Justice Ferdino Rebello Intensifies Goa Land Protection Movement, Demands Village Capacity Studies
Goa Land Protection: Justice Rebello Demands Village Capacity Studies

Retired Justice Ferdino Rebello Amplifies Goa Land Protection Movement with Strong Demands

In a significant escalation of his grassroots campaign to safeguard Goa's ecological integrity, retired Allahabad High Court Chief Justice Ferdino Rebello addressed a substantial public gathering at Chandor on Friday. The event marked a pivotal moment in his expanding people's movement aimed at halting what he describes as indiscriminate land conversion laws threatening the state's natural heritage.

Core Demand: Comprehensive Carrying Capacity Studies for Every Village

Justice Rebello presented a detailed and urgent demand to the government, calling for immediate action on conducting carrying capacity assessments for each village across Goa. "We demand that the government carry out the carrying capacity study of every village," he declared emphatically to the attentive audience. He revealed a critical bureaucratic hurdle, noting that while an agency had been appointed for this crucial task, no financial resources had been allocated to enable its execution.

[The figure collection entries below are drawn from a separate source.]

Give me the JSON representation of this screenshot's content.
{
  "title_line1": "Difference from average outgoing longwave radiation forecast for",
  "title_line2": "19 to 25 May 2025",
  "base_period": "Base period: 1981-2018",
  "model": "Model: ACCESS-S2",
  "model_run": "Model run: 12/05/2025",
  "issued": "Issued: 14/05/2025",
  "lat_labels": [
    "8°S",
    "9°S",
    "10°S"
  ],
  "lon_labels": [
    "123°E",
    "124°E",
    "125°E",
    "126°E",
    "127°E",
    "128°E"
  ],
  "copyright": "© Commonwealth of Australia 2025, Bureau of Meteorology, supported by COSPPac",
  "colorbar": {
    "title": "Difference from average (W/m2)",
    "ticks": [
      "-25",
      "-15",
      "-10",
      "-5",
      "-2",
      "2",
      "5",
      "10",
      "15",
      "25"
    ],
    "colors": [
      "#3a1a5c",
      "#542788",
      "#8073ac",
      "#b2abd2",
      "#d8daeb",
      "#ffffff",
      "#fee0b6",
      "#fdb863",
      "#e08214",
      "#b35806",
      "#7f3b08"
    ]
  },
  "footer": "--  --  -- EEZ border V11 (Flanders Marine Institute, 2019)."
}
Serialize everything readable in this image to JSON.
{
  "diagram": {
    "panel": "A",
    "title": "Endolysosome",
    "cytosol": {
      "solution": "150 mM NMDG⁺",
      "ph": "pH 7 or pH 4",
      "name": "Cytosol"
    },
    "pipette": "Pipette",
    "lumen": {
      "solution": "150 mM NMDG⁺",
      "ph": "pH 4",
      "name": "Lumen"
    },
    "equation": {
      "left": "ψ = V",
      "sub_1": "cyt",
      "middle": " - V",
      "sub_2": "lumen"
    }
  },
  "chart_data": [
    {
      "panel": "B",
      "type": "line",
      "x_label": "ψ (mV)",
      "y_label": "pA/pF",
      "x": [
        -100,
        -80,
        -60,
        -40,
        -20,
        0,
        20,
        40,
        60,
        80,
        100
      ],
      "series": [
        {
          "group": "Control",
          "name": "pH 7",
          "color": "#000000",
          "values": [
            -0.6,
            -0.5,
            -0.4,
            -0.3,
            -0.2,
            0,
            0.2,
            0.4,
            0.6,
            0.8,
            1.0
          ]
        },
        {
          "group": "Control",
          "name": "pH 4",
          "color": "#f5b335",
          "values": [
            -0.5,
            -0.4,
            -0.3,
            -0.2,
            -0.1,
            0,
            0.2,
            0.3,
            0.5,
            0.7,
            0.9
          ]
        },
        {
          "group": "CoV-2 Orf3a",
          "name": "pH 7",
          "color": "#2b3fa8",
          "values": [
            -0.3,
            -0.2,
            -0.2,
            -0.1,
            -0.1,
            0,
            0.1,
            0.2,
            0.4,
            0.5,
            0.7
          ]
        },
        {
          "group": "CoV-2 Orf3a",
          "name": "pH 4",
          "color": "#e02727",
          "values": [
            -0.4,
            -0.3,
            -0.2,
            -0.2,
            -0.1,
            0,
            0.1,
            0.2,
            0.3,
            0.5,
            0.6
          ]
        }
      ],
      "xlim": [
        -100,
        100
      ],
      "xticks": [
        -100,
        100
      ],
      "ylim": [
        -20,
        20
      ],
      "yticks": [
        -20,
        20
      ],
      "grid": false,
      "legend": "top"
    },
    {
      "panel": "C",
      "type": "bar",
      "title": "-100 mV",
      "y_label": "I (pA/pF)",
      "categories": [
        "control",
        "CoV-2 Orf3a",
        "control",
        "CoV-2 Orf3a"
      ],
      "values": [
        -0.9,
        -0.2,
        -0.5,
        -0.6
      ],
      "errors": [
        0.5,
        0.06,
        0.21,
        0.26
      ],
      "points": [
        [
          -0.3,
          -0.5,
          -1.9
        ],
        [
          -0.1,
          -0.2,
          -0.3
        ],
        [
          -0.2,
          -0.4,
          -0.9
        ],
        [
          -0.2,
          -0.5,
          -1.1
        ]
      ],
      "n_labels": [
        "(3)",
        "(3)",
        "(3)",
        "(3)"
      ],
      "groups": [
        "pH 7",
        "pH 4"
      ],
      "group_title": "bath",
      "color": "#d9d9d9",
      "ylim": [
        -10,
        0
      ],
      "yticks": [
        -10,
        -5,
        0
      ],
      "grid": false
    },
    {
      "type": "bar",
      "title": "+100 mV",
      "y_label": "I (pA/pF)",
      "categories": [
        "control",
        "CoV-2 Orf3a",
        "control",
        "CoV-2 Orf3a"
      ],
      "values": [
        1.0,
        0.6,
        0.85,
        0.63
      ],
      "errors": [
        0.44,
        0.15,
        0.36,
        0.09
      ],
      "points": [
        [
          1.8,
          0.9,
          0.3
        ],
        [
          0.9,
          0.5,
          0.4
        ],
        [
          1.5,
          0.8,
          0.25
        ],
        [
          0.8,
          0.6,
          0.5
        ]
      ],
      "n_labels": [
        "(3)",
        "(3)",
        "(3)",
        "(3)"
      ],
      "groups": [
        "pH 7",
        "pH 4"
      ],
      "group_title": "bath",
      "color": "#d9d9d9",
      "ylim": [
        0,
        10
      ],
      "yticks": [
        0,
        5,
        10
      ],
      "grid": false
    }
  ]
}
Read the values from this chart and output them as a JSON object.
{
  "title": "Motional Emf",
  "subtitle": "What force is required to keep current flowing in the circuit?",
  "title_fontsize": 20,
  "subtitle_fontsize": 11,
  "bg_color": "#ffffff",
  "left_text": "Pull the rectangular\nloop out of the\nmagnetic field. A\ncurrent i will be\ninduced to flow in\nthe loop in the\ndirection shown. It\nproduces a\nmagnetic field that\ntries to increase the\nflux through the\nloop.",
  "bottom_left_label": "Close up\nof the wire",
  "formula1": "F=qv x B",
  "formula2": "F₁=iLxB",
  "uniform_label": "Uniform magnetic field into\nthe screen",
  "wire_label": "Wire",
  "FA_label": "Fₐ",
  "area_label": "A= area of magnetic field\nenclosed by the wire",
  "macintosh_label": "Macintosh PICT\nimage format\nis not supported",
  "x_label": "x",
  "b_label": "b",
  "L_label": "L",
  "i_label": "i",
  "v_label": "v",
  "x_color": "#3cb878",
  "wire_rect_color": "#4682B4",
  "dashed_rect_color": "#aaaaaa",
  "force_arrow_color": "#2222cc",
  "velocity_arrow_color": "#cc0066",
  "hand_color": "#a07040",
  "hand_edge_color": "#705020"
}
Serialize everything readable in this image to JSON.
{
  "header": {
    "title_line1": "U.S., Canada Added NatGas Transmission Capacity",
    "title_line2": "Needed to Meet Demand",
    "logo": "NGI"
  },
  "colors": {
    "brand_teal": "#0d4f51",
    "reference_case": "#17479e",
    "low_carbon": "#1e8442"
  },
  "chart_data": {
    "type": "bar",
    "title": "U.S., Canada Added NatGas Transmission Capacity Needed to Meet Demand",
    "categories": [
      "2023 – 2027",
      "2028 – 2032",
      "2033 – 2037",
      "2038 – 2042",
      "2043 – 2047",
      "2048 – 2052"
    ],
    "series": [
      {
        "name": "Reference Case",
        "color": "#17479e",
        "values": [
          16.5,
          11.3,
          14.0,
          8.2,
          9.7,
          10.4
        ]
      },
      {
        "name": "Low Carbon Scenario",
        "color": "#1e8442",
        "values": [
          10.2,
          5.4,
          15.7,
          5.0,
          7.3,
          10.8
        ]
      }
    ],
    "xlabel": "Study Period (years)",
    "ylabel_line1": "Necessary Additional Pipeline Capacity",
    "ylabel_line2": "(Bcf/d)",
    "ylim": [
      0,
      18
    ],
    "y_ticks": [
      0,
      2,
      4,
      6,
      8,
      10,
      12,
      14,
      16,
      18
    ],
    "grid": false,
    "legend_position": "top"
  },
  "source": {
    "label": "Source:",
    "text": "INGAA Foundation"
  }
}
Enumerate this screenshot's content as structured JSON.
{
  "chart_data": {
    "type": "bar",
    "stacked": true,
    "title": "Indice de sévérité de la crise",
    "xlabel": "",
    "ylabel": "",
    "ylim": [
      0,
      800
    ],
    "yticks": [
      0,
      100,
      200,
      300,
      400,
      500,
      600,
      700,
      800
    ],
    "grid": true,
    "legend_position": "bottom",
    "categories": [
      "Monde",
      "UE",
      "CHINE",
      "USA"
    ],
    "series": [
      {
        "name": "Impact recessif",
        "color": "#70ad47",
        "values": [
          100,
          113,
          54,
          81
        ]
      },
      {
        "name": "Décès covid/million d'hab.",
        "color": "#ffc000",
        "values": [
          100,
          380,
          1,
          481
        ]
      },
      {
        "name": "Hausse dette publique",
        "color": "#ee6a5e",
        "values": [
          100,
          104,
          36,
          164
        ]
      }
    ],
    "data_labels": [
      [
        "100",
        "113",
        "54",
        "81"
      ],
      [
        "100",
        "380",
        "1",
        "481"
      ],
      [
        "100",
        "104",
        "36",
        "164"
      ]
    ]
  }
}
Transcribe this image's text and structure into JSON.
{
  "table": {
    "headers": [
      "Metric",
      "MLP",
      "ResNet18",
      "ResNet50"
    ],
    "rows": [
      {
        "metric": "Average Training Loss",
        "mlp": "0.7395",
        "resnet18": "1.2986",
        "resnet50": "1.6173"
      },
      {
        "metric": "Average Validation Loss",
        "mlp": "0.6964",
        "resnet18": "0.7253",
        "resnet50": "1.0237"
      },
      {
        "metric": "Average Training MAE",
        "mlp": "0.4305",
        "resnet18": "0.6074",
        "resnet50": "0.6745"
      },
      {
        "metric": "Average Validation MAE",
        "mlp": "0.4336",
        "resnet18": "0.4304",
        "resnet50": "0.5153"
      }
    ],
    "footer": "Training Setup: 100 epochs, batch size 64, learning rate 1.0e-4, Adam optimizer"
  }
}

"The government must make provision in the next fiscal budget for adequate funds to conduct these essential carrying capacity studies," Justice Rebello insisted. He explained that these studies would serve as vital scientific tools to determine whether individual villages possess the infrastructure, resources, and environmental resilience to support large-scale housing projects without causing irreversible damage.

Strategic Importance of Capacity Assessments for Sustainable Development

Elaborating on the technical necessity of these studies, Justice Rebello emphasized that carrying capacity evaluations would provide objective data to guide development decisions. "The carrying capacity will help us determine if more housing projects in a village can be sustained or not," he stated. His position is unequivocal: no new development projects should receive approval without first establishing a village's specific capacity through rigorous scientific assessment.

This approach represents a fundamental shift toward evidence-based urban planning, moving away from what activists perceive as arbitrary permissions that disregard local environmental limits and community welfare.

Grassroots Mobilization and Political Accountability

Justice Rebello called for organized community action, urging citizens to form village-level committees to propel the movement forward. He directed a pointed challenge toward elected representatives, instructing people to confront their MLAs with a clear question: "Are you with us on these critical issues?"

He specified concrete legislative actions, demanding the immediate scrapping of sections 17(2), 39(A), and 17(A) of the Town and Country Planning Act. These provisions have been controversial in debates about land use regulations. "Tell your elected representatives to raise this demand in the legislative assembly," he instructed the gathering, adding a political ultimatum: "Either you stand with us to protect Goa, or remember that 2027 is approaching, and we will deliver our response through democratic means."

Context: The "Enough is Enough" Campaign Gains Momentum

The Chandor meeting represents a strategic chapter in Justice Rebello's ongoing "Enough is Enough" campaign, a sustained initiative focused on protecting Goa's delicate ecology and challenging what he characterizes as illegal permissions for land conversion and construction activities. This movement has been building momentum through systematic public engagement.

At a previous assembly in Margao, Justice Rebello announced plans to formally petition the Town and Country Planning (TCP) department, seeking an immediate halt to permissions for hill and slope cutting, as well as the filling of low-lying areas. He presented a legal argument, asserting that no valid rules have been in force under the Planning Act since 1997 to authorize the Town and Urban Planning department to grant such permissions, suggesting a regulatory vacuum being exploited.

The movement underscores growing public concern over unsustainable development patterns in Goa, positioning scientific assessment, legal accountability, and community mobilization as essential pillars for the state's sustainable future.